A small, sharp stack — React on the surface, Electron and Rust underneath, whisper.cpp doing the heavy lifting offline.
Built around Windows-specific audio capture today. Linux and macOS ports are plausible but unproven — contributions welcome.
Built around WASAPI loopback and PowerShell 7+. Tested on Windows 11.
Audio capture would need to swap WASAPI for PulseAudio or PipeWire. Everything else should port cleanly.
System-audio loopback needs a driver like BlackHole or Soundflower. Not yet attempted.
Hibiki Codex runs on Windows 11 with PowerShell 7+. Toolchain
versions are pinned in mise.toml, so setup is three
commands.
At least one AI CLI on your PATH (or inside WSL —
the app detects both and offers a "Use WSL" toggle per engine):
Claude Code
(claude) — install with
winget install Anthropic.ClaudeCode. The Settings
page can run the winget install for you when it isn't detected.
OpenAI Codex CLI
(codex exec) — install with
npm install -g @openai/codex.
whisper-cli + a GGML model: downloaded from inside the app — Settings → Whisper → Download…. Pick a runtime variant (CPU / OpenBLAS / CUDA 11.8 / CUDA 12.4) and a model from the curated catalog.

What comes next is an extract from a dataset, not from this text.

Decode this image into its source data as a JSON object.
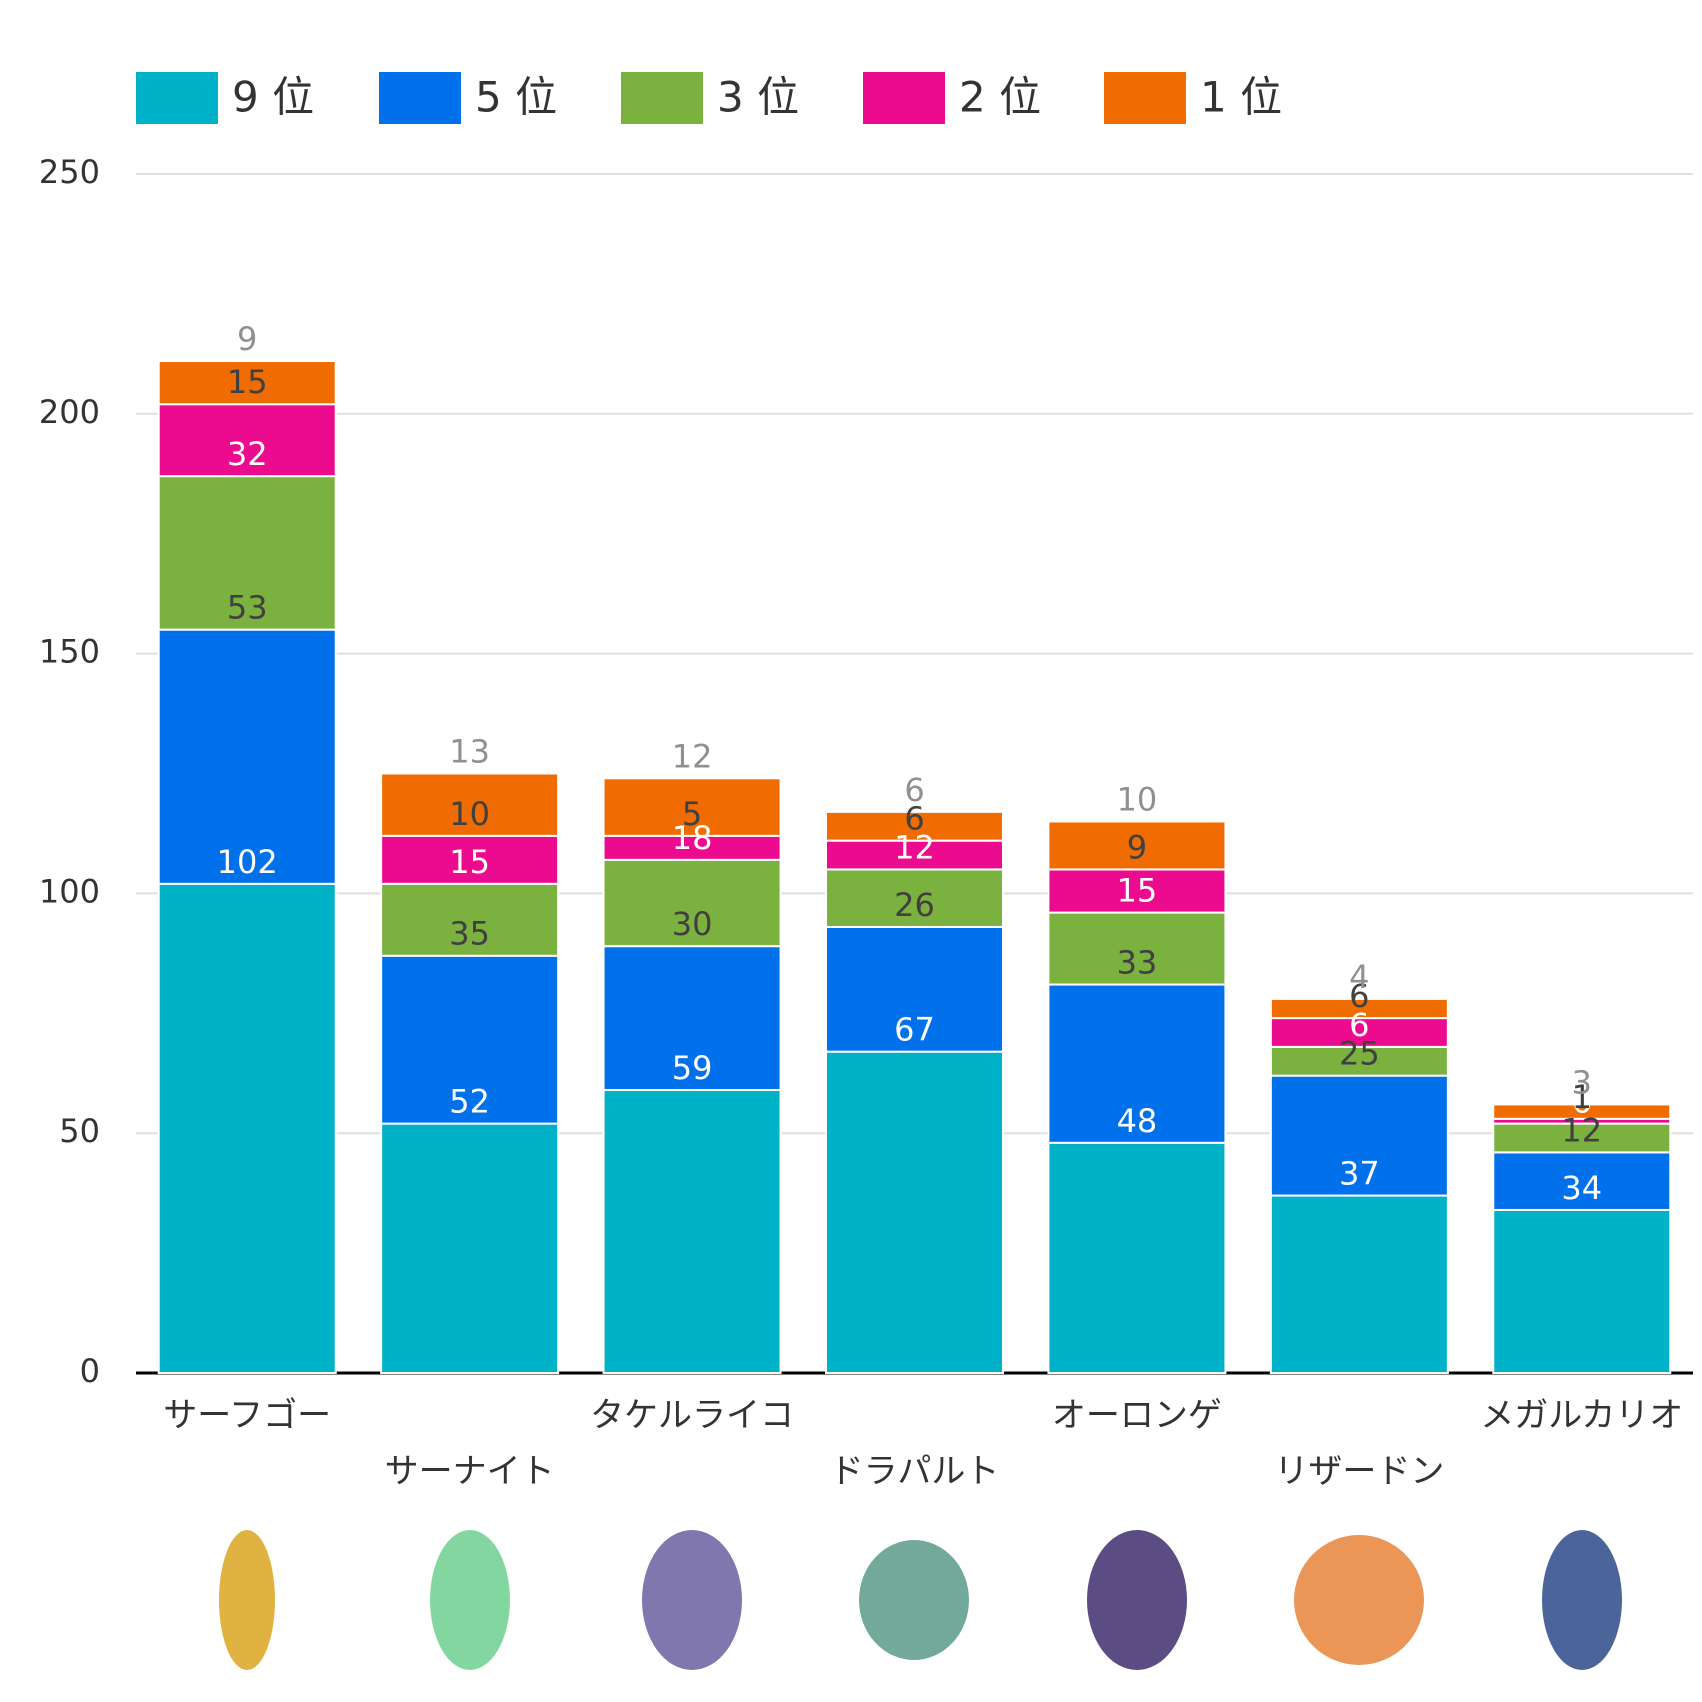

# 1. Install mise (one-time) winget install jdx.mise # 2. Install Bun + Rust at the pinned versions mise install mise trust # 3. Install JS deps and build the Rust native module bun install bun install --cwd native bun run build:rust # 4. Launch — then open Settings and use the in-app Download buttons # to grab a whisper-cli variant (CUDA 12.4 recommended for NVIDIA GPUs) # and a GGML model. Press Start on the Chat tab to begin transcribing. bun run dev
Prefer a one-shot install? Paste the Setup with AI prompt from the README into Claude Code or Codex — it installs every prerequisite and builds the project; the whisper runtime + model are then downloaded from inside the app on first launch.